Based on empirical research conducted in prisons over a number of years, this seminar suggests two new ways of thinking about the shape and experience of modern imprisonment. First, drawing on a major study of public and private sector imprisonment, it explains the limitations of the concept of the 'weight' of imprisonment, emphasising the risks of power being under-used, as well as over-used, in prisons. Second, it highlights the need for an alternative metaphor for conceptualising the contemporary prisoner experience, which captures some of the new burdens of penal power. The resulting framework enables a more nuanced analysis of the determinants of prisoner social life and the differences between international penal systems.

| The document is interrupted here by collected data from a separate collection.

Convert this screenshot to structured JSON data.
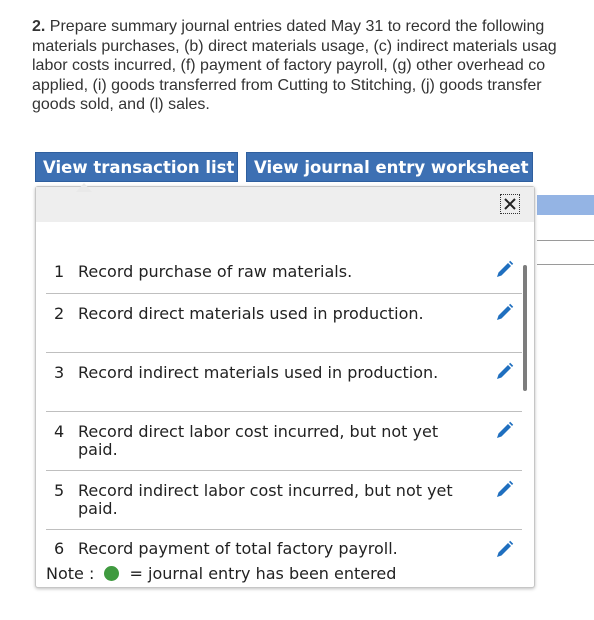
{
  "question": {
    "number": "2.",
    "lines": [
      " Prepare summary journal entries dated May 31 to record the following",
      "materials purchases, (b) direct materials usage, (c) indirect materials usag",
      "labor costs incurred, (f) payment of factory payroll, (g) other overhead co",
      "applied, (i) goods transferred from Cutting to Stitching, (j) goods transfer",
      "goods sold, and (l) sales."
    ]
  },
  "tabs": {
    "transaction_list": "View transaction list",
    "journal_worksheet": "View journal entry worksheet"
  },
  "transactions": [
    {
      "num": "1",
      "text": "Record purchase of raw materials."
    },
    {
      "num": "2",
      "text": "Record direct materials used in production."
    },
    {
      "num": "3",
      "text": "Record indirect materials used in production."
    },
    {
      "num": "4",
      "text": "Record direct labor cost incurred, but not yet paid."
    },
    {
      "num": "5",
      "text": "Record indirect labor cost incurred, but not yet paid."
    },
    {
      "num": "6",
      "text": "Record payment of total factory payroll."
    }
  ],
  "note": {
    "prefix": "Note :",
    "suffix": "= journal entry has been entered",
    "dot_color": "#3f9a3f"
  },
  "colors": {
    "tab_bg": "#3d70b3",
    "edit_icon": "#1f6fbf"
  }
}
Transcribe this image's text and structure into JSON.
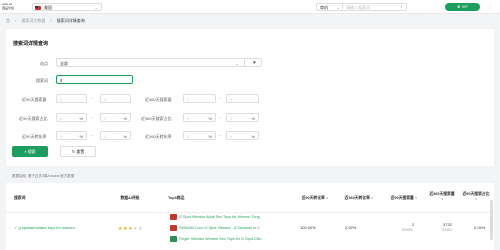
{
  "topbar": {
    "logo_line1": "ueie.ca",
    "logo_line2": "选品平台",
    "site_selector": "美国",
    "search_type": "商机",
    "search_placeholder": "请输入搜索词",
    "vip_label": "VIP"
  },
  "breadcrumb": [
    "首",
    "搜索词大数据",
    "搜索词详情查询"
  ],
  "filter": {
    "title": "搜索词详情查询",
    "site_label": "站点",
    "site_value": "全部",
    "keyword_label": "搜索词",
    "keyword_value": "g",
    "rows": [
      {
        "left_label": "近90天搜索量",
        "right_label": "近360天搜索量",
        "suffix": ""
      },
      {
        "left_label": "近90天搜索占比",
        "right_label": "近360天搜索占比",
        "suffix": "%"
      },
      {
        "left_label": "近90天转化率",
        "right_label": "近360天转化率",
        "suffix": "%"
      }
    ],
    "min_placeholder": "0",
    "search_button": "搜索",
    "reset_button": "重置"
  },
  "meta_text": "数据抽检: 基于过去3周Amazon官方数据",
  "table": {
    "headers": [
      "搜索词",
      "数据AI评级",
      "Top3商品",
      "近90天转化率",
      "近360天转化率",
      "近90天搜索量",
      "近360天搜索量",
      "近90天搜索占比"
    ],
    "rows": [
      {
        "keyword": "g spotstimulator toys for women",
        "rating": 3,
        "rating_max": 5,
        "products": [
          "G Spot Vibrator Adult Sex Toys for Women Tong",
          "SWAOM Coco G Spot Vibrator - 8 Seconds to C",
          "Finger Vibrator Women Sex Toys for G Spot Clito"
        ],
        "product_colors": [
          "#c0392b",
          "#c0392b",
          "#2e8b57"
        ],
        "conv90": "100.00%",
        "conv360": "2.92%",
        "search90": "2",
        "search90_sub": "-99.95%",
        "search360": "3732",
        "search360_sub": "76.28%",
        "share90": "0.04%"
      }
    ]
  }
}
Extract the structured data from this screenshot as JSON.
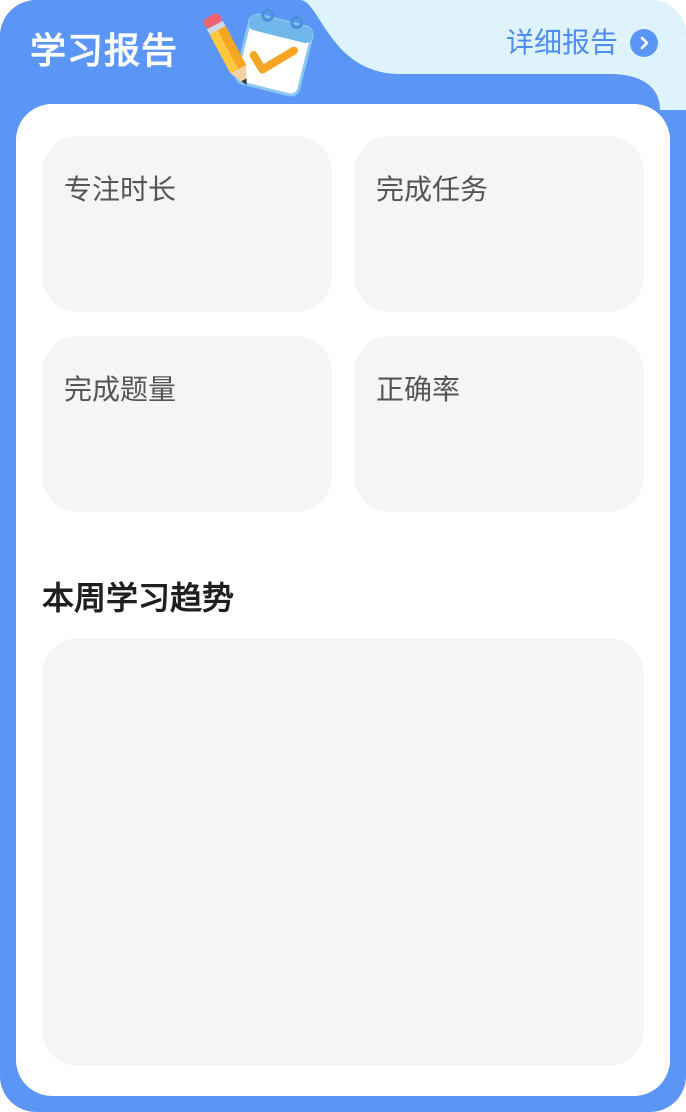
{
  "header": {
    "title": "学习报告",
    "detail_link_label": "详细报告",
    "detail_link_icon": "chevron-right-icon",
    "illustration_icon": "pencil-calendar-checkmark-icon"
  },
  "stats": [
    {
      "label": "专注时长"
    },
    {
      "label": "完成任务"
    },
    {
      "label": "完成题量"
    },
    {
      "label": "正确率"
    }
  ],
  "trend": {
    "title": "本周学习趋势"
  },
  "colors": {
    "card_background": "#5b95f5",
    "header_highlight": "#dff3fd",
    "link_text": "#4f8cf0",
    "tile_background": "#f5f5f5",
    "panel_background": "#ffffff"
  }
}
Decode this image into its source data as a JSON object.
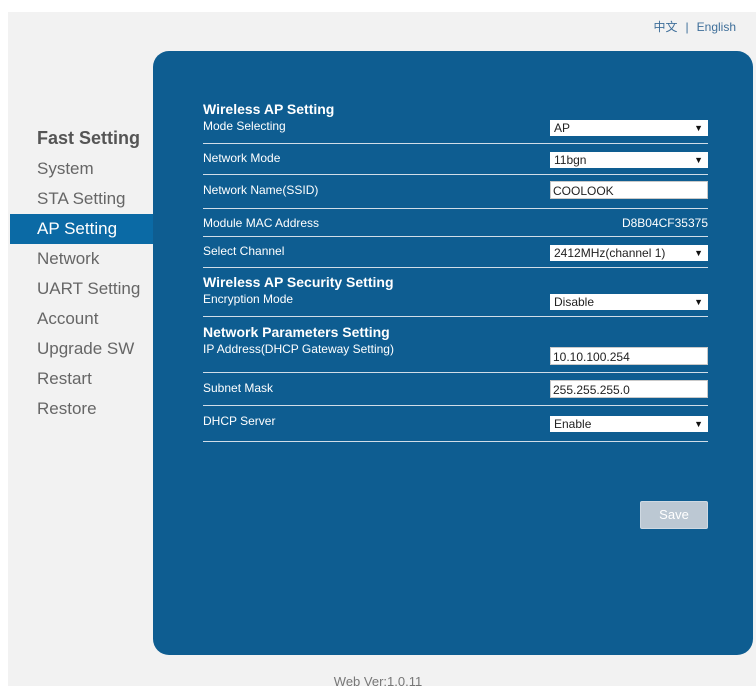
{
  "header": {
    "lang_cn": "中文",
    "separator": "|",
    "lang_en": "English"
  },
  "sidebar": {
    "items": [
      {
        "label": "Fast Setting"
      },
      {
        "label": "System"
      },
      {
        "label": "STA Setting"
      },
      {
        "label": "AP Setting"
      },
      {
        "label": "Network"
      },
      {
        "label": "UART Setting"
      },
      {
        "label": "Account"
      },
      {
        "label": "Upgrade SW"
      },
      {
        "label": "Restart"
      },
      {
        "label": "Restore"
      }
    ],
    "active": "AP Setting"
  },
  "wireless_ap": {
    "title": "Wireless AP Setting",
    "mode_label": "Mode Selecting",
    "mode_value": "AP",
    "network_mode_label": "Network Mode",
    "network_mode_value": "11bgn",
    "ssid_label": "Network Name(SSID)",
    "ssid_value": "COOLOOK",
    "mac_label": "Module MAC Address",
    "mac_value": "D8B04CF35375",
    "channel_label": "Select Channel",
    "channel_value": "2412MHz(channel 1)"
  },
  "security": {
    "title": "Wireless AP Security Setting",
    "encryption_label": "Encryption Mode",
    "encryption_value": "Disable"
  },
  "network_params": {
    "title": "Network Parameters Setting",
    "ip_label": "IP Address(DHCP Gateway Setting)",
    "ip_value": "10.10.100.254",
    "subnet_label": "Subnet Mask",
    "subnet_value": "255.255.255.0",
    "dhcp_label": "DHCP Server",
    "dhcp_value": "Enable"
  },
  "actions": {
    "save_label": "Save"
  },
  "footer": {
    "version": "Web Ver:1.0.11"
  },
  "colors": {
    "panel": "#0e5d91",
    "active_item": "#0b6aa5",
    "save_button": "#bcc8d3"
  }
}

Ben Crewe studied Sociology at Cambridge, LSE and Essex. He is the Deputy Director of the Prisons Research Centre, University of Cambridge. He is the author of “The Prisoner Society: Power, Adaptation and Social Life in an English Prison” (Oxford University Press, 2009, paperback 2012). He has also published articles in the British Journal of Criminology, European Journal of Criminology and otherprestigious journals.
Research seminars take place at 1pm in the Senior Common Room (2nd floor) or Junior Common Room (Ground floor, G11), Birmingham Law School. A sandwich lunch and a glass of wine will be provided from 12:30pm.
Postgraduate students and academic staff are welcome to attend.